Basic Processes Adults Use to Influence Children (page 2)

By — Pearson Allyn Bacon Prentice Hall
Updated on Jul 20, 2010

Practicing with Coaching

The next step, after giving direct instruction, is to encourage a child to practice a new skill. It is very helpful to give on-the-spot guidance or coaching as the child practices.

Mr. Claiborne had taught Ryan how to wait for his turn at the computer (he is working on helping Ryan be more observant about approaching activities and other children because Ryan just barges right in). The teacher believes that Ryan will make changes, but is going to do so gradually. Now, he is at the computer with Ryan. He encourages Ryan to go through the steps that he has modeled and taught:

  • First, check the list of names to see who is next.
  • Second, put his name on the list if necessary.
  • Third, find something else to do while he waits for his turn and ask for help if he needs it.

The teacher coaches Ryan through each step. “What’s the first thing to do, Ryan? Right! Look at the list.” He continues this coaching.
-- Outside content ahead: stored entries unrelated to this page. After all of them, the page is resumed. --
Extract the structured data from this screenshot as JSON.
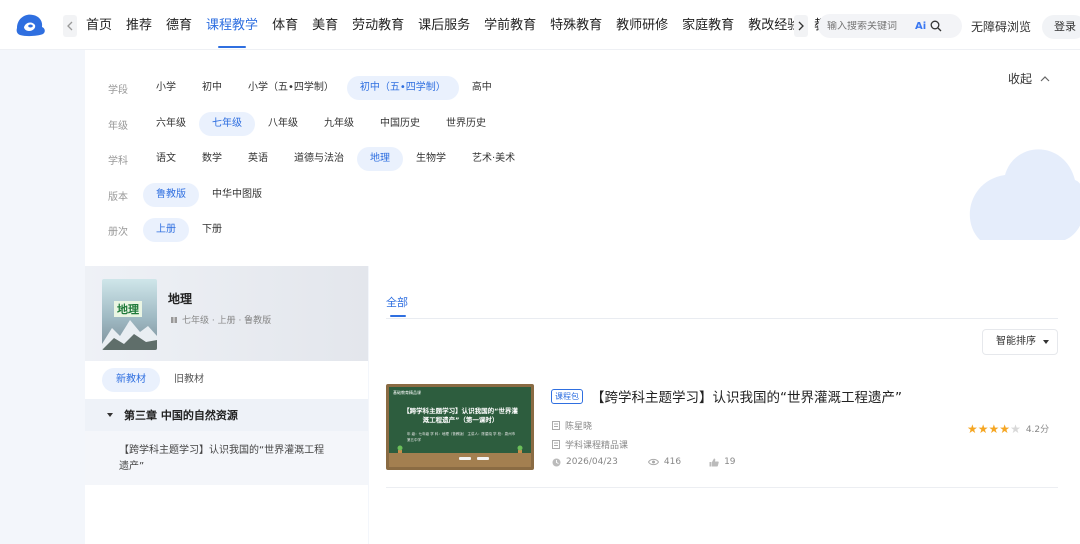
{
  "nav": {
    "items": [
      "首页",
      "推荐",
      "德育",
      "课程教学",
      "体育",
      "美育",
      "劳动教育",
      "课后服务",
      "学前教育",
      "特殊教育",
      "教师研修",
      "家庭教育",
      "教改经验",
      "教材"
    ],
    "active_index": 3,
    "search_placeholder": "输入搜索关键词",
    "ai_label": "Ai",
    "accessibility": "无障碍浏览",
    "login": "登录"
  },
  "filters": {
    "collapse_label": "收起",
    "rows": [
      {
        "label": "学段",
        "options": [
          "小学",
          "初中",
          "小学（五•四学制）",
          "初中（五•四学制）",
          "高中"
        ],
        "active": 3
      },
      {
        "label": "年级",
        "options": [
          "六年级",
          "七年级",
          "八年级",
          "九年级",
          "中国历史",
          "世界历史"
        ],
        "active": 1
      },
      {
        "label": "学科",
        "options": [
          "语文",
          "数学",
          "英语",
          "道德与法治",
          "地理",
          "生物学",
          "艺术·美术"
        ],
        "active": 4
      },
      {
        "label": "版本",
        "options": [
          "鲁教版",
          "中华中图版"
        ],
        "active": 0
      },
      {
        "label": "册次",
        "options": [
          "上册",
          "下册"
        ],
        "active": 0
      }
    ]
  },
  "book": {
    "cover_title": "地理",
    "title": "地理",
    "meta": "七年级 · 上册 · 鲁教版",
    "tabs": [
      "新教材",
      "旧教材"
    ],
    "active_tab": 0,
    "chapter": "第三章 中国的自然资源",
    "lesson": "【跨学科主题学习】认识我国的“世界灌溉工程遗产”"
  },
  "content": {
    "tab_all": "全部",
    "sort_label": "智能排序",
    "card": {
      "thumb_tag": "基础教育精品课",
      "thumb_title": "【跨学科主题学习】认识我国的“世界灌溉工程遗产”（第一课时）",
      "thumb_info": "年 级：七年级    学 科：地理（鲁教版） 主讲人：陈星晓    学 校：泉州市第五中学",
      "badge": "课程包",
      "title": "【跨学科主题学习】认识我国的“世界灌溉工程遗产”",
      "author": "陈星晓",
      "category": "学科课程精品课",
      "date": "2026/04/23",
      "views": "416",
      "likes": "19",
      "rating": 4,
      "score": "4.2分",
      "star_color": "#f5a623"
    }
  },
  "colors": {
    "accent": "#2f6fe0"
  }
}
Mr. Claiborne believes that this is a much better approach than punishing Ryan for pushing ahead of others on the list to use the computer. It actually teaches something positive.

Giving Feedback

Adults influence children by giving them feedback. Information from adults about how a child has done something or what a child knows is an important source of information about the child’s competence. Feedback is critical to constructing skills and competencies as well as for making changes.  Giving good feedback means that teachers give positive feedback as well as suggestions for change, when appropriate.
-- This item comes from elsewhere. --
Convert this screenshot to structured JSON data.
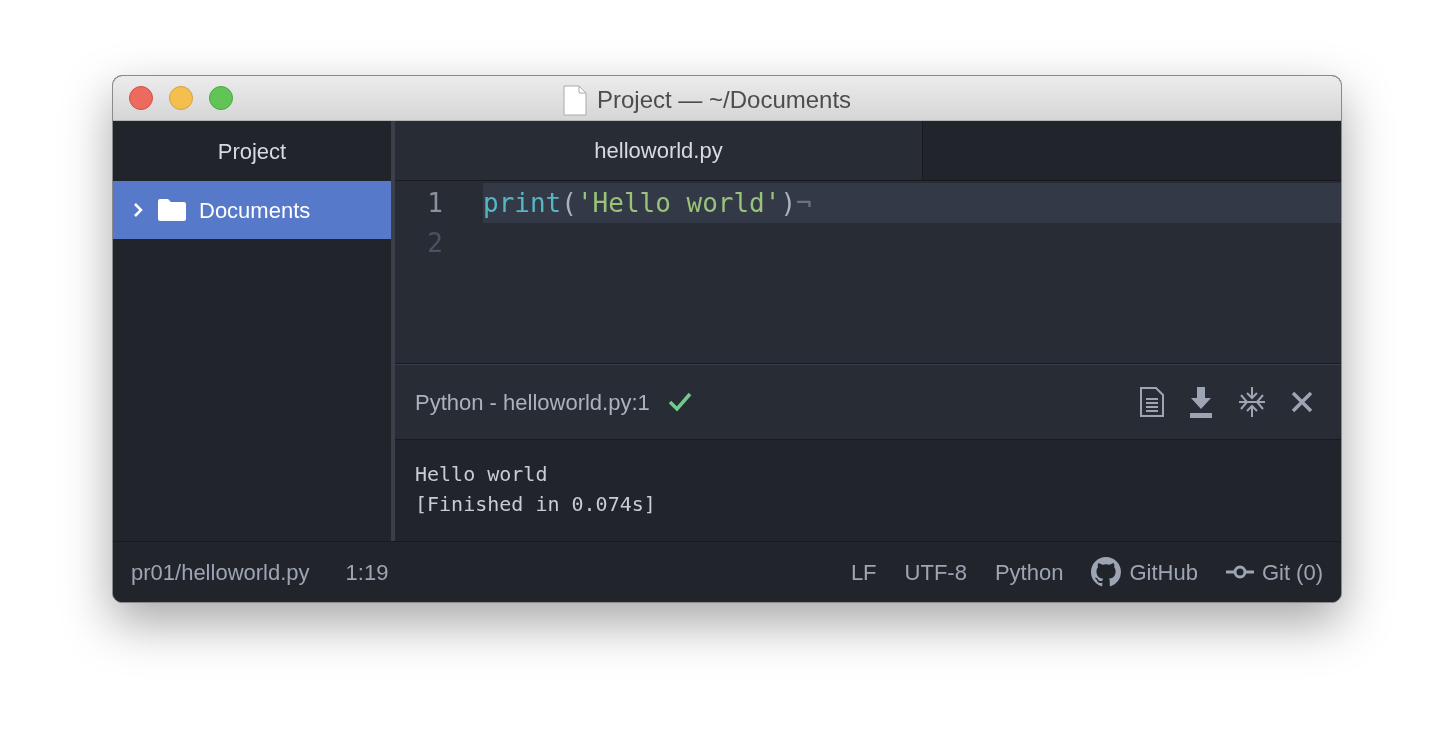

Positive, unconditional feedback
This is positive information independent of anything that the child has done; the child does not have to earn the feedback. Examples include “I love you,” or “I like being your teacher” (teacher to class).

Positive, conditional feedback
These are positive comments expressed after a child has done a specific task. For example, “Thank you, Reese, for showing Sam how to feed the gerbils without disturbing them,” or “The fire alarm was very loud but everybody listened so carefully to my instructions.” This is positive, meaningful feedback, not empty flattery, and should help children build a healthy view of their competence.

Feedback that helps children construct more helpful skills or competencies
Adults, with their expert knowledge and skills, can help children construct positive and satisfying interaction skills. For example, Mrs. Vargas, a preschool teacher, said to Jackie, “You look upset. Is that right?” Jackie told her yes and that Ralph would not give him the wagon. Mrs. Vargas had observed Jackie capture the wagon, pushing Ralph in the process. He needed to learn a better way to get what was rightfully his. “I see. Now, everybody is upset. Let’s figure out how to use words to tell Ralph that it’s your turn.” The teacher expanded her feedback to include specific words: “You can say, ‘It’s my turn now, Jackie.’”

Feedback from computers
Interesting new research shows that children can get feedback from computers just as they can from teachers or parents. Bracken and Lombard’s study (2004) examined the effect of praise from a computer on young children’s learning. They found that children do have social responses to computer-generated praise and that their responses can lead to increases in recall and recognition in young children.